– Что с ней?
– Моя девушка упала с лестницы. Ну знаете, она была там, на башне, с директором, а теперь вот…
– Клади ее сюда бегом, – указывает женщина на кушетку. – В нее что-то попало? – уточняет она.
– Мы ждали ребенка.
– Ох, – сокрушается Помфри. – Дружок, тебе придется постоять за ширмой, – и Рон кивает.
Мадам Помфри делала все возможное и невозможное. Спустя примерно час она вынырнула из-за ширмы.
– Как она?
– Мисс Грейнджер через пару дней может покинуть больничное крыло, но…
– Но?
– Мне жаль, но ребенка я не смогла спасти.
Рон поджал губы, сдерживая улыбку. Это была прекрасная новость – призрак Малфоя снова померк в его ярко раскрашенных мечтах.

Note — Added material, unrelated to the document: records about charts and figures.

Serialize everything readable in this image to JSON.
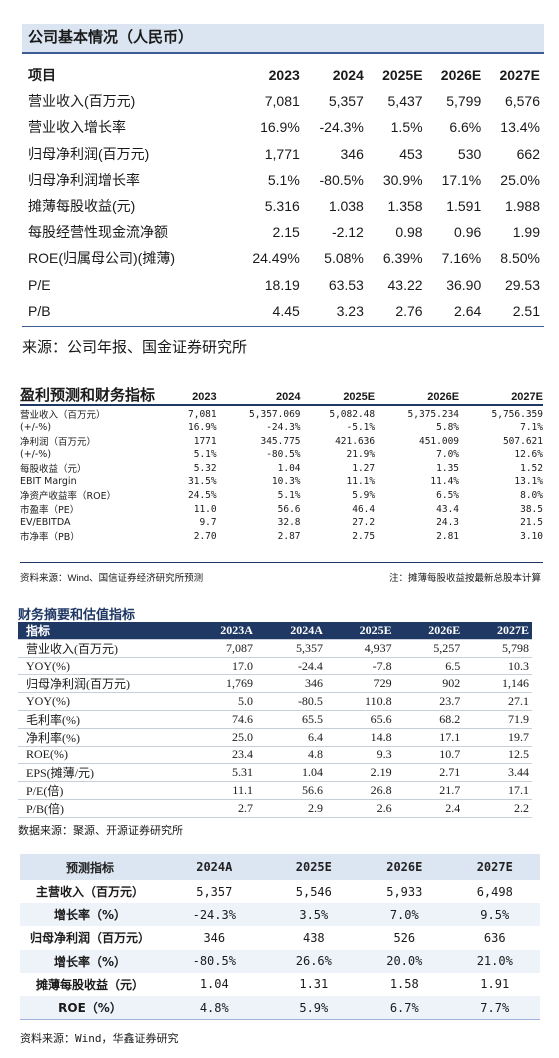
{
  "block1": {
    "title": "公司基本情况（人民币）",
    "header": [
      "项目",
      "2023",
      "2024",
      "2025E",
      "2026E",
      "2027E"
    ],
    "rows": [
      [
        "营业收入(百万元)",
        "7,081",
        "5,357",
        "5,437",
        "5,799",
        "6,576"
      ],
      [
        "营业收入增长率",
        "16.9%",
        "-24.3%",
        "1.5%",
        "6.6%",
        "13.4%"
      ],
      [
        "归母净利润(百万元)",
        "1,771",
        "346",
        "453",
        "530",
        "662"
      ],
      [
        "归母净利润增长率",
        "5.1%",
        "-80.5%",
        "30.9%",
        "17.1%",
        "25.0%"
      ],
      [
        "摊薄每股收益(元)",
        "5.316",
        "1.038",
        "1.358",
        "1.591",
        "1.988"
      ],
      [
        "每股经营性现金流净额",
        "2.15",
        "-2.12",
        "0.98",
        "0.96",
        "1.99"
      ],
      [
        "ROE(归属母公司)(摊薄)",
        "24.49%",
        "5.08%",
        "6.39%",
        "7.16%",
        "8.50%"
      ],
      [
        "P/E",
        "18.19",
        "63.53",
        "43.22",
        "36.90",
        "29.53"
      ],
      [
        "P/B",
        "4.45",
        "3.23",
        "2.76",
        "2.64",
        "2.51"
      ]
    ],
    "source": "来源：公司年报、国金证券研究所"
  },
  "block2": {
    "title": "盈利预测和财务指标",
    "header": [
      "",
      "2023",
      "2024",
      "2025E",
      "2026E",
      "2027E"
    ],
    "rows": [
      [
        "营业收入（百万元）",
        "7,081",
        "5,357.069",
        "5,082.48",
        "5,375.234",
        "5,756.359"
      ],
      [
        "(+/-%)",
        "16.9%",
        "-24.3%",
        "-5.1%",
        "5.8%",
        "7.1%"
      ],
      [
        "净利润（百万元）",
        "1771",
        "345.775",
        "421.636",
        "451.009",
        "507.621"
      ],
      [
        "(+/-%)",
        "5.1%",
        "-80.5%",
        "21.9%",
        "7.0%",
        "12.6%"
      ],
      [
        "每股收益（元）",
        "5.32",
        "1.04",
        "1.27",
        "1.35",
        "1.52"
      ],
      [
        "EBIT Margin",
        "31.5%",
        "10.3%",
        "11.1%",
        "11.4%",
        "13.1%"
      ],
      [
        "净资产收益率（ROE）",
        "24.5%",
        "5.1%",
        "5.9%",
        "6.5%",
        "8.0%"
      ],
      [
        "市盈率（PE）",
        "11.0",
        "56.6",
        "46.4",
        "43.4",
        "38.5"
      ],
      [
        "EV/EBITDA",
        "9.7",
        "32.8",
        "27.2",
        "24.3",
        "21.5"
      ],
      [
        "市净率（PB）",
        "2.70",
        "2.87",
        "2.75",
        "2.81",
        "3.10"
      ]
    ],
    "source": "资料来源：Wind、国信证券经济研究所预测",
    "note": "注：摊薄每股收益按最新总股本计算"
  },
  "block3": {
    "title": "财务摘要和估值指标",
    "header": [
      "指标",
      "2023A",
      "2024A",
      "2025E",
      "2026E",
      "2027E"
    ],
    "rows": [
      [
        "营业收入(百万元)",
        "7,087",
        "5,357",
        "4,937",
        "5,257",
        "5,798"
      ],
      [
        "YOY(%)",
        "17.0",
        "-24.4",
        "-7.8",
        "6.5",
        "10.3"
      ],
      [
        "归母净利润(百万元)",
        "1,769",
        "346",
        "729",
        "902",
        "1,146"
      ],
      [
        "YOY(%)",
        "5.0",
        "-80.5",
        "110.8",
        "23.7",
        "27.1"
      ],
      [
        "毛利率(%)",
        "74.6",
        "65.5",
        "65.6",
        "68.2",
        "71.9"
      ],
      [
        "净利率(%)",
        "25.0",
        "6.4",
        "14.8",
        "17.1",
        "19.7"
      ],
      [
        "ROE(%)",
        "23.4",
        "4.8",
        "9.3",
        "10.7",
        "12.5"
      ],
      [
        "EPS(摊薄/元)",
        "5.31",
        "1.04",
        "2.19",
        "2.71",
        "3.44"
      ],
      [
        "P/E(倍)",
        "11.1",
        "56.6",
        "26.8",
        "21.7",
        "17.1"
      ],
      [
        "P/B(倍)",
        "2.7",
        "2.9",
        "2.6",
        "2.4",
        "2.2"
      ]
    ],
    "source": "数据来源：聚源、开源证券研究所"
  },
  "block4": {
    "header": [
      "预测指标",
      "2024A",
      "2025E",
      "2026E",
      "2027E"
    ],
    "rows": [
      [
        "主营收入（百万元）",
        "5,357",
        "5,546",
        "5,933",
        "6,498"
      ],
      [
        "增长率（%）",
        "-24.3%",
        "3.5%",
        "7.0%",
        "9.5%"
      ],
      [
        "归母净利润（百万元）",
        "346",
        "438",
        "526",
        "636"
      ],
      [
        "增长率（%）",
        "-80.5%",
        "26.6%",
        "20.0%",
        "21.0%"
      ],
      [
        "摊薄每股收益（元）",
        "1.04",
        "1.31",
        "1.58",
        "1.91"
      ],
      [
        "ROE（%）",
        "4.8%",
        "5.9%",
        "6.7%",
        "7.7%"
      ]
    ],
    "source": "资料来源：Wind，华鑫证券研究"
  }
}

Гермиона стала подавать признаки жизни, и Помфри кинулась к девушке. Мадам рассказала ей все, пряча глаза. Женщина пообещала сохранить все в тайне, но Гермионе было глубоко плевать.
Она начала плакать, кричать и метаться в кровати. Помфри пришлось насильно влить в нее большую дозу успокоительного. Рон ушел. Поэтому женщина решила составить Гермионе компанию.
– Все будет хорошая, милая, – гладила она девушку по волосам. – Ты сильная, крепкая, у тебя обязательно будут еще дети.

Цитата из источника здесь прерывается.